We'll need a lot of help from our friends to make a success of life and so will our children. That's who Mental Man really is Papa ... our children. They're going to be human beings like their parents with bodies as well as minds. Not angels. They'll be frightened by their immortality just as you are ... and we are. But they'll be linked to billions of other minds who'll offer love and support and good counsel. We think that will suffice.
Cloud: We can't go your way Papa. Your vision is flawed.
Deep in your heart I think you know it. There were so many times you could have stopped us compelled us to submit to you even killed us and taken the genes. And yet you didn't. Find out why and perhaps you'll be able to resign yourself to letting us go. Look far back into your past Papa! Understand why you cast Mental Man in this inhuman mould and tried to force yourself and your children to conform to it. I think we are beginning to see the reasons why. Eventually we'll be able to forgive you and you must do the same for us. We'll take good care of your dream and see that it's nurtured in the Unity where it belongs. It will all be for the best. Trust us Papa ...
[Image: Son and daughter gesture walk up path rain falls on louring stone castle barbican gate opens glimpse inner courtyard people machinery weapons SILVER HEMISPHERE FLASHES INTO BEING enveloping entire castle Golden Manikin appears.] Aiken: I've moved the entire Guderian Project from Goriah to Castle Gateway. One of my loyal subjects has hooked up the big SR-35 sigma generator to a pair of SR-15s that I happened to have stashed away-and now Cloud and Hagen are safe inside the sigma-field with all the others. The psychoenergetic equivalent of the stacked screens is over 900 now. You don't have enough watts to break through even if you push your creativity to the limit with the enhancer and mesh all your old cronies into the metaconcert. There isn't a weapon in the Pliocene that can puncture that silver bubble Marc. Not even my photon Spear. Not even Felice could crack it! And the only one who can activate its airlock now is Me ... You're checkmated Marc. Your children told me they'd rather die than go your way.
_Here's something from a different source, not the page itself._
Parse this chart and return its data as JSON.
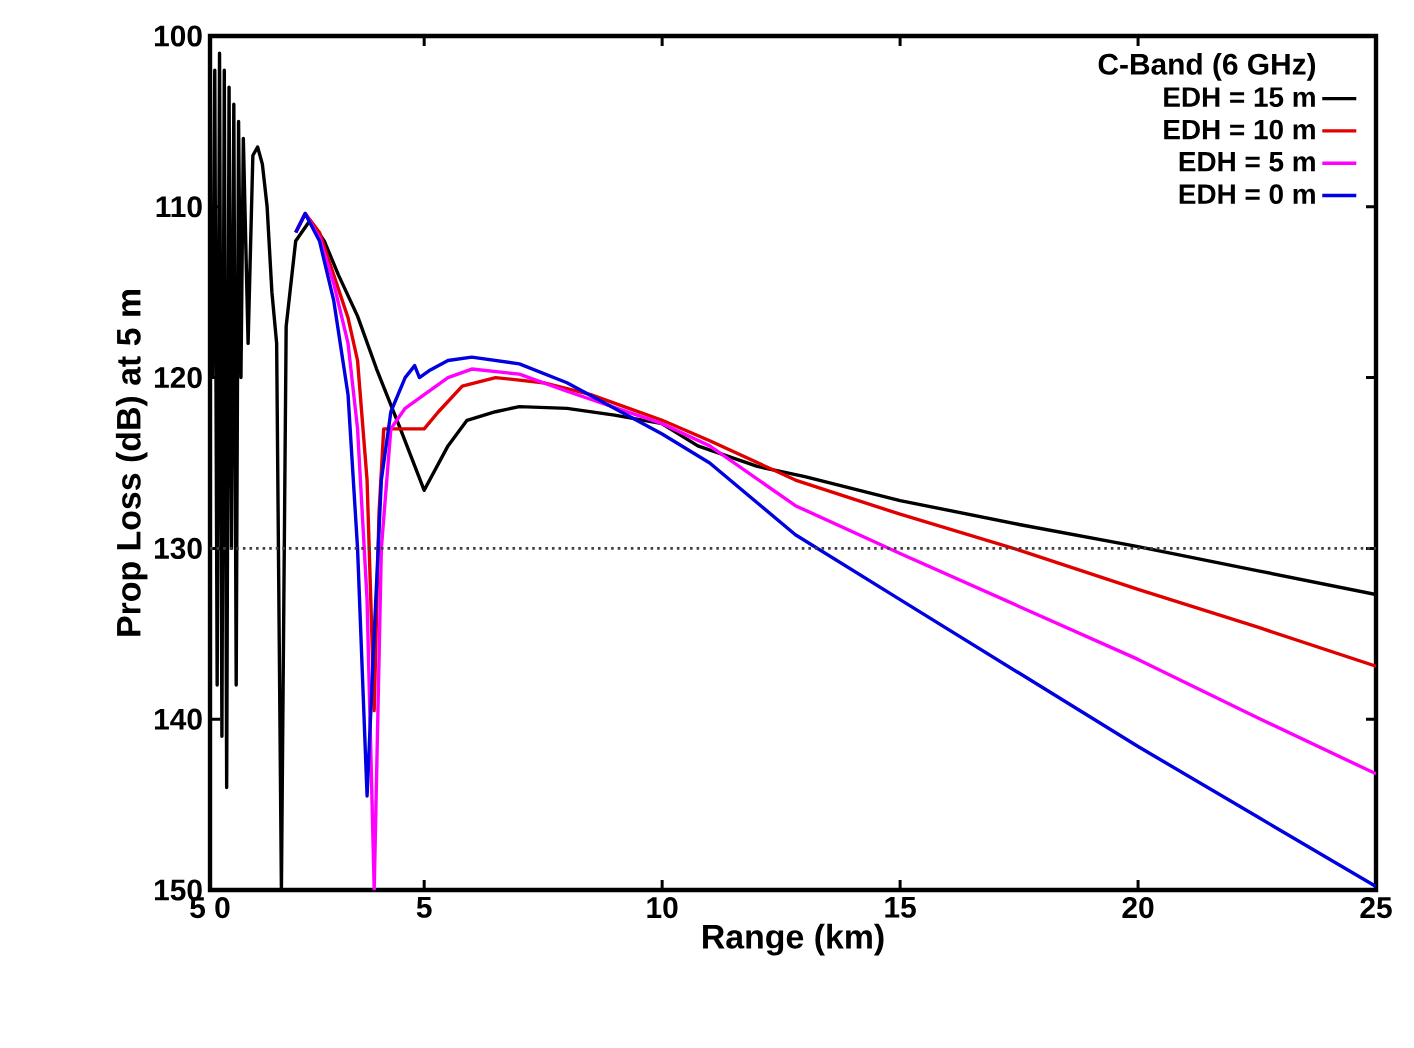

But they aren't going to die. I've taken them under my protection. They're going to finish the Guderian device and go through the time-gate into the Milieu. Right there inside Castle Gateway under the sigma-umbrella if need be. The device will work in there. Ask Alexis Manion if you don't believe me ... I don't want to fight you Marc. I want to resolve this mess peacefully if I can and tend to some other urgent business.
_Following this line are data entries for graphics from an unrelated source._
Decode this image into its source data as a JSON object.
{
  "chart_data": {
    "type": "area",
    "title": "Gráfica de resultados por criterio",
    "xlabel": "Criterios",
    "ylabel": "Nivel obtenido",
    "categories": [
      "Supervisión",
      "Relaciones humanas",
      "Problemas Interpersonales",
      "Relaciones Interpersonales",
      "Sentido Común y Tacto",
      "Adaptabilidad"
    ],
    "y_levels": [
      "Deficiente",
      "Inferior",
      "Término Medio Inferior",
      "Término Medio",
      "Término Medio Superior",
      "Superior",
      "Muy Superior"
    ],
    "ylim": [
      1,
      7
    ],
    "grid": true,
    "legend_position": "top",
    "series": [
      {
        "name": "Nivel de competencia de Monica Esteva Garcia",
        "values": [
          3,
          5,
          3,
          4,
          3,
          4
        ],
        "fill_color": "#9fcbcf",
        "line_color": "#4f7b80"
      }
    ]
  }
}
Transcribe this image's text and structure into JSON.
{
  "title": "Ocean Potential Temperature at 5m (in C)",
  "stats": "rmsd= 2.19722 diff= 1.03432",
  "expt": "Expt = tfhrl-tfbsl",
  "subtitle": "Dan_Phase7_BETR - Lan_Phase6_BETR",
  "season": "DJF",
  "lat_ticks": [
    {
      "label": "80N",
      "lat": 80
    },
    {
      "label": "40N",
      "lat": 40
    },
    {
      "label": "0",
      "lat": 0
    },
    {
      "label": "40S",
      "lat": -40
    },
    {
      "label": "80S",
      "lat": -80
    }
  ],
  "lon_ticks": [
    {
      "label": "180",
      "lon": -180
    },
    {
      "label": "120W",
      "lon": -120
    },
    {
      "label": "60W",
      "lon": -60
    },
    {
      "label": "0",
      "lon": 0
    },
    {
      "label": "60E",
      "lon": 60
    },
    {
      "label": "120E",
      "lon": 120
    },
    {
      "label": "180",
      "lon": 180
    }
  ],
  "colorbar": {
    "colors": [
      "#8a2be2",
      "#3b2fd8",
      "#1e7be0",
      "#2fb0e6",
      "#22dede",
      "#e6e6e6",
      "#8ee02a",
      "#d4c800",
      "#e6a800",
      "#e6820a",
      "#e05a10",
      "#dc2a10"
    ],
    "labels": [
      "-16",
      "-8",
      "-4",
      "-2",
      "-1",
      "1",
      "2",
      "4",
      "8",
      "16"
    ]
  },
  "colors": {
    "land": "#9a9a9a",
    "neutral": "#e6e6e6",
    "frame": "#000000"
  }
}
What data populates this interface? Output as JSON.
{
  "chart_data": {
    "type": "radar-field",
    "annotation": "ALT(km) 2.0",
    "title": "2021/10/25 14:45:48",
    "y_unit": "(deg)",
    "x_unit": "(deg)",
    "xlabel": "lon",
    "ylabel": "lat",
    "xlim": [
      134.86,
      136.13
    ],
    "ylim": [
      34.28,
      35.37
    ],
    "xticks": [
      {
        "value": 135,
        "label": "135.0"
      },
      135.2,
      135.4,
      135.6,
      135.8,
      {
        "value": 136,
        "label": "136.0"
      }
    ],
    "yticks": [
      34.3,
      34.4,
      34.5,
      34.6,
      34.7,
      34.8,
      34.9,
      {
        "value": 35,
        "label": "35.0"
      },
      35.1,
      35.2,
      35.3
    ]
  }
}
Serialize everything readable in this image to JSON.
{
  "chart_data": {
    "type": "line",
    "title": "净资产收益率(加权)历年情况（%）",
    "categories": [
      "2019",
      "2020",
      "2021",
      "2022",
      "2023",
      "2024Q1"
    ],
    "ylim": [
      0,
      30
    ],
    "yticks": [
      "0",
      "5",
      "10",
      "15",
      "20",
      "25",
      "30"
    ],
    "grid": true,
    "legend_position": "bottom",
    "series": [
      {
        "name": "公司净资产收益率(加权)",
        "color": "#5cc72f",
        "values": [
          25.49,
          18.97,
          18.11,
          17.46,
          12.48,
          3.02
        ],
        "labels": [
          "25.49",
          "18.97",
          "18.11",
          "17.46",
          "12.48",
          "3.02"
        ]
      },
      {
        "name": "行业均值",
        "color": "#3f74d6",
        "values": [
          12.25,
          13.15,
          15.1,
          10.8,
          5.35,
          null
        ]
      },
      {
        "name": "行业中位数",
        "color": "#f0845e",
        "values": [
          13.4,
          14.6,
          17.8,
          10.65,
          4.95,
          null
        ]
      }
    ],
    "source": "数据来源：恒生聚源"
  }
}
But if you insist on attacking the Guderian Project be assured that I'll defend it-and so will the minds that work in metaconcert with me. Thousands of them all meshed nicely now under my command in the program you gave me down at the Rio Genii ... I know that the schooner carrying your CE-rig power supply is somewhere in the Gulf of Armorica or the Seine Delta.
You've got her camouflaged with some kind of farsight buzzer.
But if you try to fight me I'll find Kyllikki one way or another and I'll nail her and nail you ... But wouldn't that be a tawdry way to end it now? Wouldn't it be more your style-and mine-to let the Truce prevail? Sail Kyllikki right up the Seine all the way to the Field of Gold-white flag up and screens off.
You and your Rebels are invited to be my guests at the Grand Tourney! Watch the games then kiss your kids goodbye and sail on back to Florida ... Think about it Marc. You have a lot of things to think about.
[Fading image.] Elizabeth said: That's the entire message. Aiken's told you the truth about Castle Gateway. He did move the Guderian Project there-in a single evening. He's regained his strength and integrated the powers of Nodonn and Mercy as well. Don't challenge him Marc. You'll only destroy the Many-Coloured Land to no purpose. Yield. Please!
Marc said: They've made their decision. Now I'll make mine.